Fly White House Airways

April 25, 1991

As Sherman Adams proved during the Eisenhower era, even the flintiest of New Englanders can succumb to the allure of the White House ego trip. The victim this time is the president's chief of staff, John Sununu, who has taken 77 flights on Air Force jets at a cost to the taxpayers of half a million dollars in pursuit of official and not-so-official matters.

The first thing to understand about this inside-the-beltway scandal is that someone (perhaps even someone in the White House) had to rat on Mr. Sununu, who proudly is not one of Washington's more lovable characters. Otherwise, how to explain the coincidence that U.S. News and World Report and the Washington Post happened to focus on Mr. Sununu's travel habits on the same weekend?

The second thing to understand is that Washington bigwigs tend to get big heads, what with all those people fawning over them and saying "yes" a lot more than they say "no." After a while, even the cuddly and humble start to have a very high opinion of their self-importance and their personal identity with the nation's destiny.

Until 1987, White House chiefs of staff and national security advisers apparently were not averse to flying commercial airlines, especially when they were on personal business or off to political fund-raising appearances. But to accommodate the wishes of then Secretary of State George Shultz and the needs of then chief of staff Howard Baker (who had to fly constantly to visit his sick wife in Tennessee), President Reagan quietly approved a new travel policy. Henceforth, those two presidential aides, for instant-communications purposes, were to fly White House Airways, otherwise known as the 89th Military Airlift Wing at Andrews Air Force Base. These officials were advised to evaluate their use of military aircraft "on the basis of appearance or impropriety."
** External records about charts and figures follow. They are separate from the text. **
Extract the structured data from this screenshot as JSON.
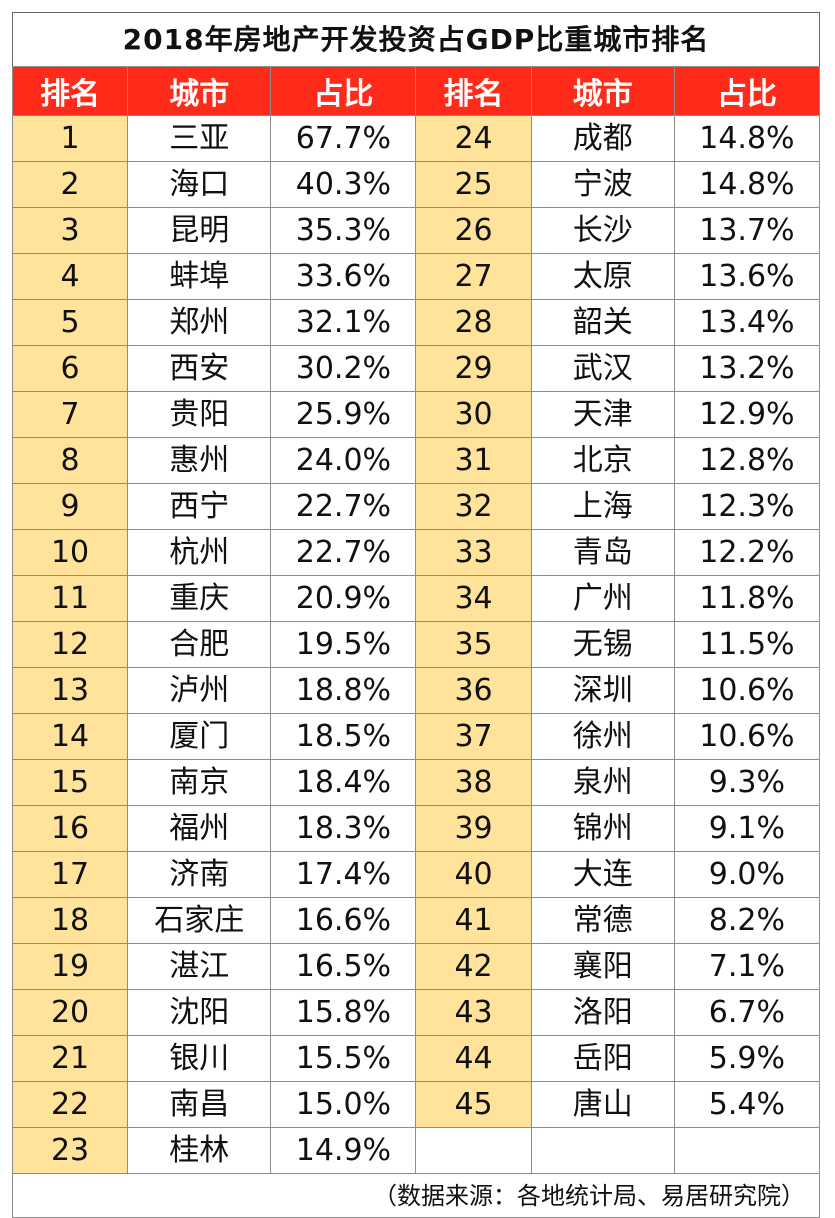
{
  "title": "2018年房地产开发投资占GDP比重城市排名",
  "headers": [
    "排名",
    "城市",
    "占比",
    "排名",
    "城市",
    "占比"
  ],
  "rows_left": [
    {
      "rank": "1",
      "city": "三亚",
      "pct": "67.7%"
    },
    {
      "rank": "2",
      "city": "海口",
      "pct": "40.3%"
    },
    {
      "rank": "3",
      "city": "昆明",
      "pct": "35.3%"
    },
    {
      "rank": "4",
      "city": "蚌埠",
      "pct": "33.6%"
    },
    {
      "rank": "5",
      "city": "郑州",
      "pct": "32.1%"
    },
    {
      "rank": "6",
      "city": "西安",
      "pct": "30.2%"
    },
    {
      "rank": "7",
      "city": "贵阳",
      "pct": "25.9%"
    },
    {
      "rank": "8",
      "city": "惠州",
      "pct": "24.0%"
    },
    {
      "rank": "9",
      "city": "西宁",
      "pct": "22.7%"
    },
    {
      "rank": "10",
      "city": "杭州",
      "pct": "22.7%"
    },
    {
      "rank": "11",
      "city": "重庆",
      "pct": "20.9%"
    },
    {
      "rank": "12",
      "city": "合肥",
      "pct": "19.5%"
    },
    {
      "rank": "13",
      "city": "泸州",
      "pct": "18.8%"
    },
    {
      "rank": "14",
      "city": "厦门",
      "pct": "18.5%"
    },
    {
      "rank": "15",
      "city": "南京",
      "pct": "18.4%"
    },
    {
      "rank": "16",
      "city": "福州",
      "pct": "18.3%"
    },
    {
      "rank": "17",
      "city": "济南",
      "pct": "17.4%"
    },
    {
      "rank": "18",
      "city": "石家庄",
      "pct": "16.6%"
    },
    {
      "rank": "19",
      "city": "湛江",
      "pct": "16.5%"
    },
    {
      "rank": "20",
      "city": "沈阳",
      "pct": "15.8%"
    },
    {
      "rank": "21",
      "city": "银川",
      "pct": "15.5%"
    },
    {
      "rank": "22",
      "city": "南昌",
      "pct": "15.0%"
    },
    {
      "rank": "23",
      "city": "桂林",
      "pct": "14.9%"
    }
  ],
  "rows_right": [
    {
      "rank": "24",
      "city": "成都",
      "pct": "14.8%"
    },
    {
      "rank": "25",
      "city": "宁波",
      "pct": "14.8%"
    },
    {
      "rank": "26",
      "city": "长沙",
      "pct": "13.7%"
    },
    {
      "rank": "27",
      "city": "太原",
      "pct": "13.6%"
    },
    {
      "rank": "28",
      "city": "韶关",
      "pct": "13.4%"
    },
    {
      "rank": "29",
      "city": "武汉",
      "pct": "13.2%"
    },
    {
      "rank": "30",
      "city": "天津",
      "pct": "12.9%"
    },
    {
      "rank": "31",
      "city": "北京",
      "pct": "12.8%"
    },
    {
      "rank": "32",
      "city": "上海",
      "pct": "12.3%"
    },
    {
      "rank": "33",
      "city": "青岛",
      "pct": "12.2%"
    },
    {
      "rank": "34",
      "city": "广州",
      "pct": "11.8%"
    },
    {
      "rank": "35",
      "city": "无锡",
      "pct": "11.5%"
    },
    {
      "rank": "36",
      "city": "深圳",
      "pct": "10.6%"
    },
    {
      "rank": "37",
      "city": "徐州",
      "pct": "10.6%"
    },
    {
      "rank": "38",
      "city": "泉州",
      "pct": "9.3%"
    },
    {
      "rank": "39",
      "city": "锦州",
      "pct": "9.1%"
    },
    {
      "rank": "40",
      "city": "大连",
      "pct": "9.0%"
    },
    {
      "rank": "41",
      "city": "常德",
      "pct": "8.2%"
    },
    {
      "rank": "42",
      "city": "襄阳",
      "pct": "7.1%"
    },
    {
      "rank": "43",
      "city": "洛阳",
      "pct": "6.7%"
    },
    {
      "rank": "44",
      "city": "岳阳",
      "pct": "5.9%"
    },
    {
      "rank": "45",
      "city": "唐山",
      "pct": "5.4%"
    }
  ],
  "source": "（数据来源：各地统计局、易居研究院）",
  "colors": {
    "header_bg": "#ff2a1a",
    "rank_bg": "#ffe39b",
    "border": "#8c8c8c"
  }
}
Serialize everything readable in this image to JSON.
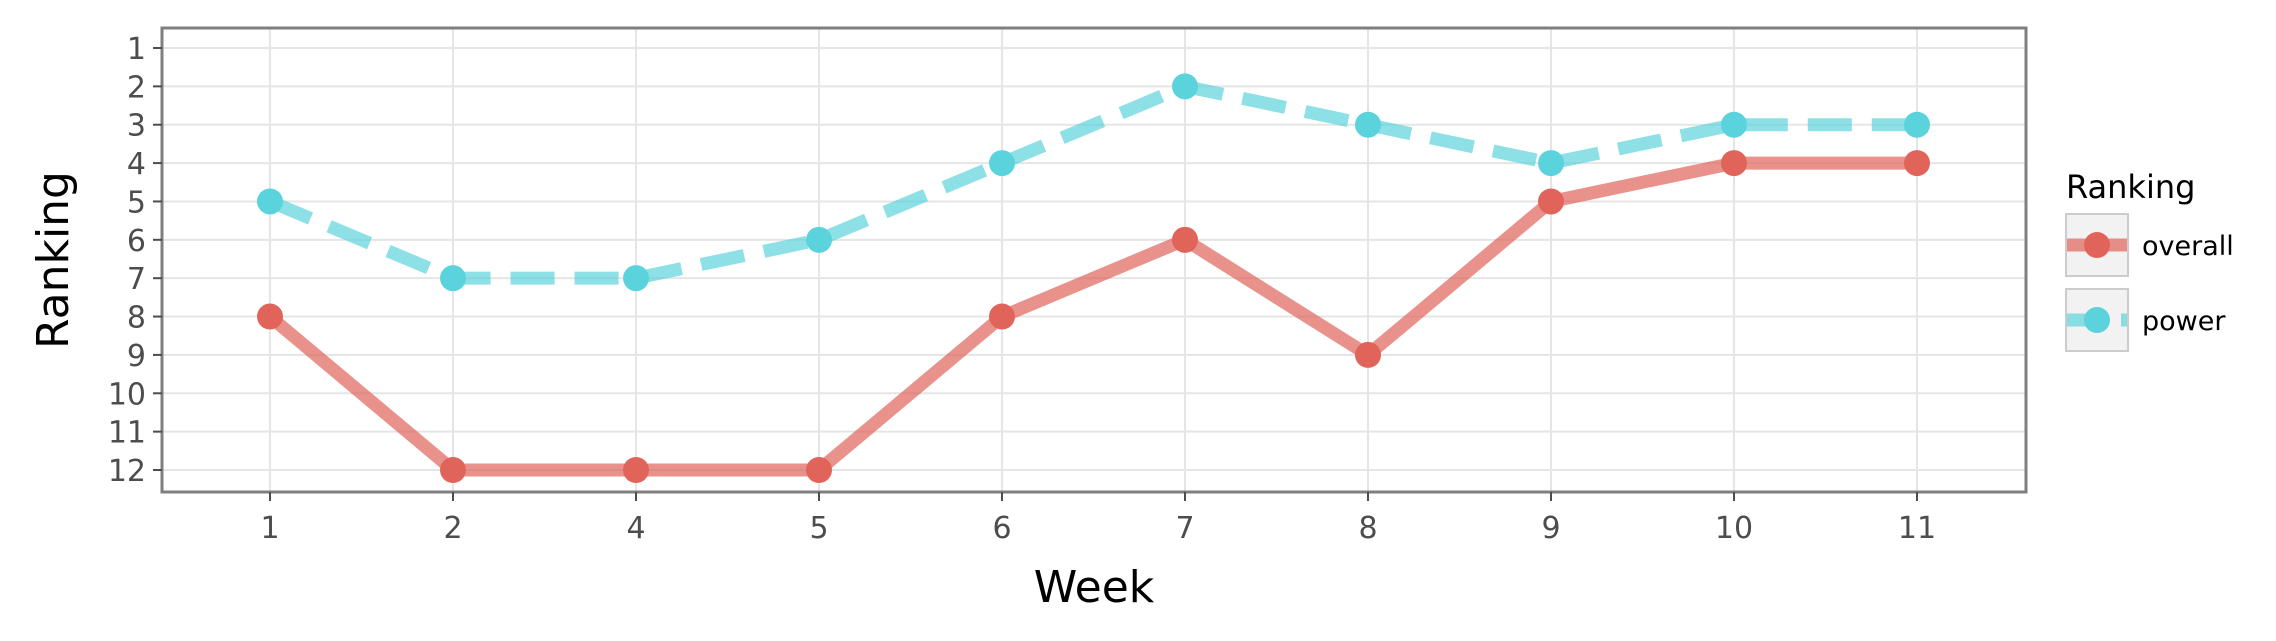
{
  "chart_data": {
    "type": "line",
    "title": "",
    "xlabel": "Week",
    "ylabel": "Ranking",
    "categories": [
      "1",
      "2",
      "4",
      "5",
      "6",
      "7",
      "8",
      "9",
      "10",
      "11"
    ],
    "y_ticks": [
      "1",
      "2",
      "3",
      "4",
      "5",
      "6",
      "7",
      "8",
      "9",
      "10",
      "11",
      "12"
    ],
    "ylim": [
      1,
      12
    ],
    "y_reversed": true,
    "grid": true,
    "legend": {
      "title": "Ranking",
      "position": "right"
    },
    "series": [
      {
        "name": "overall",
        "values": [
          8,
          12,
          12,
          12,
          8,
          6,
          9,
          5,
          4,
          4
        ],
        "color": "#e0645a",
        "line_style": "solid"
      },
      {
        "name": "power",
        "values": [
          5,
          7,
          7,
          6,
          4,
          2,
          3,
          4,
          3,
          3
        ],
        "color": "#5bd3dc",
        "line_style": "dashed"
      }
    ]
  }
}
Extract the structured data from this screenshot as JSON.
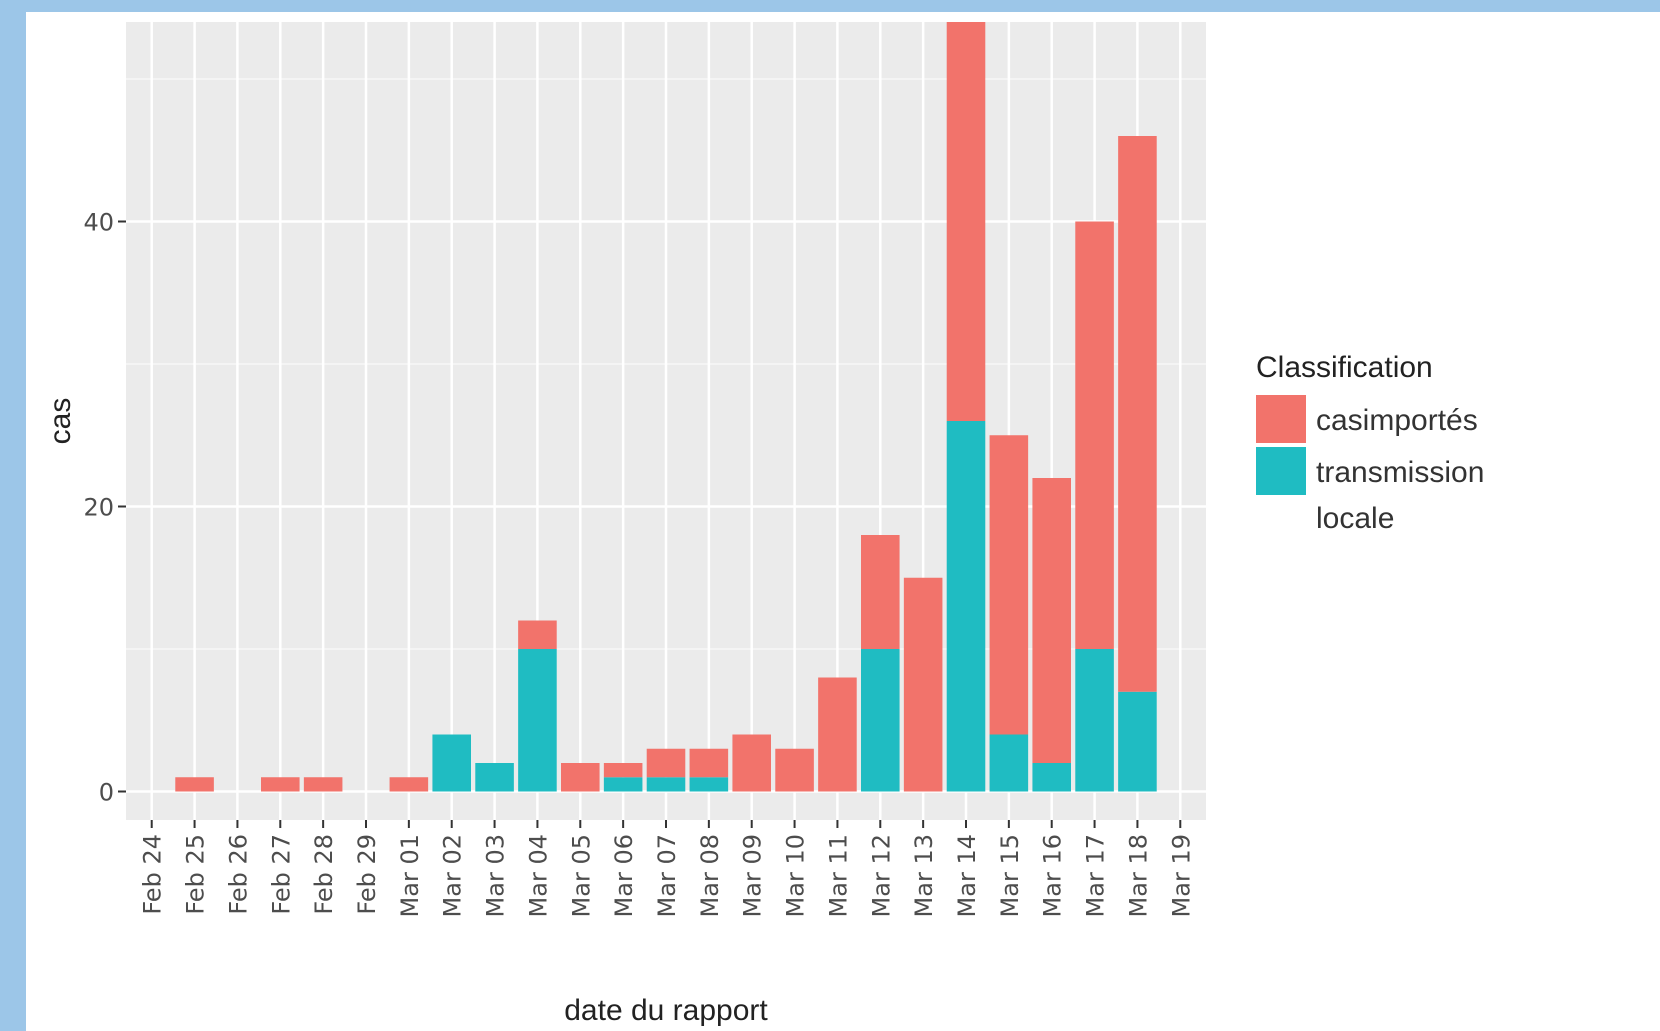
{
  "chart_data": {
    "type": "bar",
    "stacked": true,
    "xlabel": "date du rapport",
    "ylabel": "cas",
    "categories": [
      "Feb 24",
      "Feb 25",
      "Feb 26",
      "Feb 27",
      "Feb 28",
      "Feb 29",
      "Mar 01",
      "Mar 02",
      "Mar 03",
      "Mar 04",
      "Mar 05",
      "Mar 06",
      "Mar 07",
      "Mar 08",
      "Mar 09",
      "Mar 10",
      "Mar 11",
      "Mar 12",
      "Mar 13",
      "Mar 14",
      "Mar 15",
      "Mar 16",
      "Mar 17",
      "Mar 18",
      "Mar 19"
    ],
    "series": [
      {
        "name": "transmission locale",
        "color": "#1fbcc2",
        "values": [
          0,
          0,
          0,
          0,
          0,
          0,
          0,
          4,
          2,
          10,
          0,
          1,
          1,
          1,
          0,
          0,
          0,
          10,
          0,
          26,
          4,
          2,
          10,
          7,
          0
        ]
      },
      {
        "name": "casimportés",
        "color": "#f2736b",
        "values": [
          0,
          1,
          0,
          1,
          1,
          0,
          1,
          0,
          0,
          2,
          2,
          1,
          2,
          2,
          4,
          3,
          8,
          8,
          15,
          28,
          21,
          20,
          30,
          39,
          0
        ]
      }
    ],
    "ylim": [
      -2,
      54
    ],
    "yticks": [
      0,
      20,
      40
    ],
    "legend": {
      "title": "Classification",
      "position": "right"
    },
    "grid": true,
    "panel_color": "#ebebeb"
  }
}
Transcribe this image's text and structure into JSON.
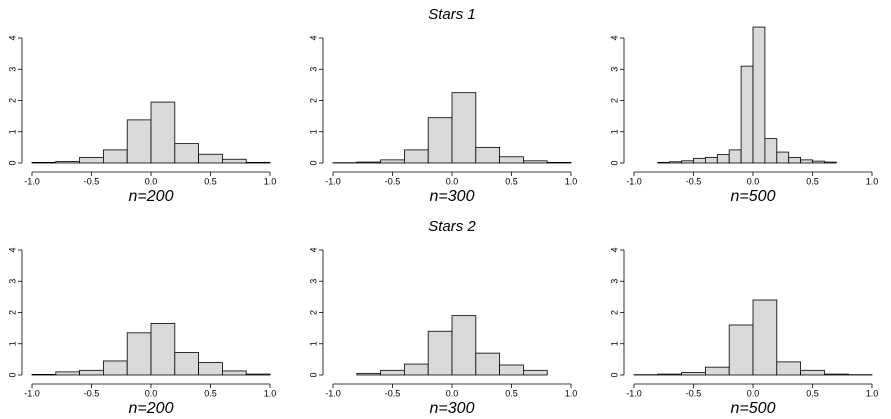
{
  "chart_data": [
    {
      "type": "histogram",
      "xlabel": "n=200",
      "color": "#d9d9d9",
      "bins": [
        -1.0,
        -0.8,
        -0.6,
        -0.4,
        -0.2,
        0.0,
        0.2,
        0.4,
        0.6,
        0.8,
        1.0
      ],
      "counts": [
        0.02,
        0.05,
        0.18,
        0.42,
        1.38,
        1.95,
        0.62,
        0.28,
        0.12,
        0.02
      ],
      "xlim": [
        -1,
        1
      ],
      "ylim": [
        0,
        4
      ],
      "xticks": [
        {
          "value": -1,
          "label": "-1.0"
        },
        -0.5,
        {
          "value": 0,
          "label": "0.0"
        },
        0.5,
        {
          "value": 1,
          "label": "1.0"
        }
      ],
      "yticks": [
        0,
        1,
        2,
        3,
        4
      ]
    },
    {
      "type": "histogram",
      "title": "Stars 1",
      "xlabel": "n=300",
      "color": "#d9d9d9",
      "bins": [
        -1.0,
        -0.8,
        -0.6,
        -0.4,
        -0.2,
        0.0,
        0.2,
        0.4,
        0.6,
        0.8,
        1.0
      ],
      "counts": [
        0.01,
        0.03,
        0.1,
        0.42,
        1.45,
        2.25,
        0.5,
        0.2,
        0.07,
        0.02
      ],
      "xlim": [
        -1,
        1
      ],
      "ylim": [
        0,
        4
      ],
      "xticks": [
        {
          "value": -1,
          "label": "-1.0"
        },
        -0.5,
        {
          "value": 0,
          "label": "0.0"
        },
        0.5,
        {
          "value": 1,
          "label": "1.0"
        }
      ],
      "yticks": [
        0,
        1,
        2,
        3,
        4
      ]
    },
    {
      "type": "histogram",
      "xlabel": "n=500",
      "color": "#d9d9d9",
      "bins": [
        -0.8,
        -0.7,
        -0.6,
        -0.5,
        -0.4,
        -0.3,
        -0.2,
        -0.1,
        0.0,
        0.1,
        0.2,
        0.3,
        0.4,
        0.5,
        0.6,
        0.7
      ],
      "counts": [
        0.02,
        0.04,
        0.07,
        0.15,
        0.18,
        0.27,
        0.42,
        3.1,
        4.35,
        0.78,
        0.35,
        0.18,
        0.1,
        0.06,
        0.03
      ],
      "xlim": [
        -1,
        1
      ],
      "ylim": [
        0,
        4
      ],
      "xticks": [
        {
          "value": -1,
          "label": "-1.0"
        },
        -0.5,
        {
          "value": 0,
          "label": "0.0"
        },
        0.5,
        {
          "value": 1,
          "label": "1.0"
        }
      ],
      "yticks": [
        0,
        1,
        2,
        3,
        4
      ]
    },
    {
      "type": "histogram",
      "xlabel": "n=200",
      "color": "#d9d9d9",
      "bins": [
        -1.0,
        -0.8,
        -0.6,
        -0.4,
        -0.2,
        0.0,
        0.2,
        0.4,
        0.6,
        0.8,
        1.0
      ],
      "counts": [
        0.02,
        0.1,
        0.15,
        0.45,
        1.35,
        1.65,
        0.72,
        0.4,
        0.13,
        0.03
      ],
      "xlim": [
        -1,
        1
      ],
      "ylim": [
        0,
        4
      ],
      "xticks": [
        {
          "value": -1,
          "label": "-1.0"
        },
        -0.5,
        {
          "value": 0,
          "label": "0.0"
        },
        0.5,
        {
          "value": 1,
          "label": "1.0"
        }
      ],
      "yticks": [
        0,
        1,
        2,
        3,
        4
      ]
    },
    {
      "type": "histogram",
      "title": "Stars 2",
      "xlabel": "n=300",
      "color": "#d9d9d9",
      "bins": [
        -0.8,
        -0.6,
        -0.4,
        -0.2,
        0.0,
        0.2,
        0.4,
        0.6,
        0.8
      ],
      "counts": [
        0.05,
        0.15,
        0.35,
        1.4,
        1.9,
        0.7,
        0.32,
        0.15
      ],
      "xlim": [
        -1,
        1
      ],
      "ylim": [
        0,
        4
      ],
      "xticks": [
        {
          "value": -1,
          "label": "-1.0"
        },
        -0.5,
        {
          "value": 0,
          "label": "0.0"
        },
        0.5,
        {
          "value": 1,
          "label": "1.0"
        }
      ],
      "yticks": [
        0,
        1,
        2,
        3,
        4
      ]
    },
    {
      "type": "histogram",
      "xlabel": "n=500",
      "color": "#d9d9d9",
      "bins": [
        -1.0,
        -0.8,
        -0.6,
        -0.4,
        -0.2,
        0.0,
        0.2,
        0.4,
        0.6,
        0.8,
        1.0
      ],
      "counts": [
        0.01,
        0.03,
        0.08,
        0.25,
        1.6,
        2.4,
        0.42,
        0.15,
        0.03,
        0.01
      ],
      "xlim": [
        -1,
        1
      ],
      "ylim": [
        0,
        4
      ],
      "xticks": [
        {
          "value": -1,
          "label": "-1.0"
        },
        -0.5,
        {
          "value": 0,
          "label": "0.0"
        },
        0.5,
        {
          "value": 1,
          "label": "1.0"
        }
      ],
      "yticks": [
        0,
        1,
        2,
        3,
        4
      ]
    }
  ]
}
Which brings us back to Mr. Sununu, who was sadly deficient in watching "appearance or impropriety" in the way he commandeered Air Force C-20 jets for everything from dental appointments in Boston to skiing vacations in Colorado. He or Republican funding groups reimbursed the government for a third of these flights according to commercial rates. But the cost to the taxpayers was 7 1/2 times the $47,000 reimbursement for his personal and political trips.

Flying White House Airways may be a wise security-communications policy for the Oval Office crowd. But John Sununu at least should try to use a little "discretion" -- a word indiscreetly used this week by presidential spokesman Marlin Fitzwater.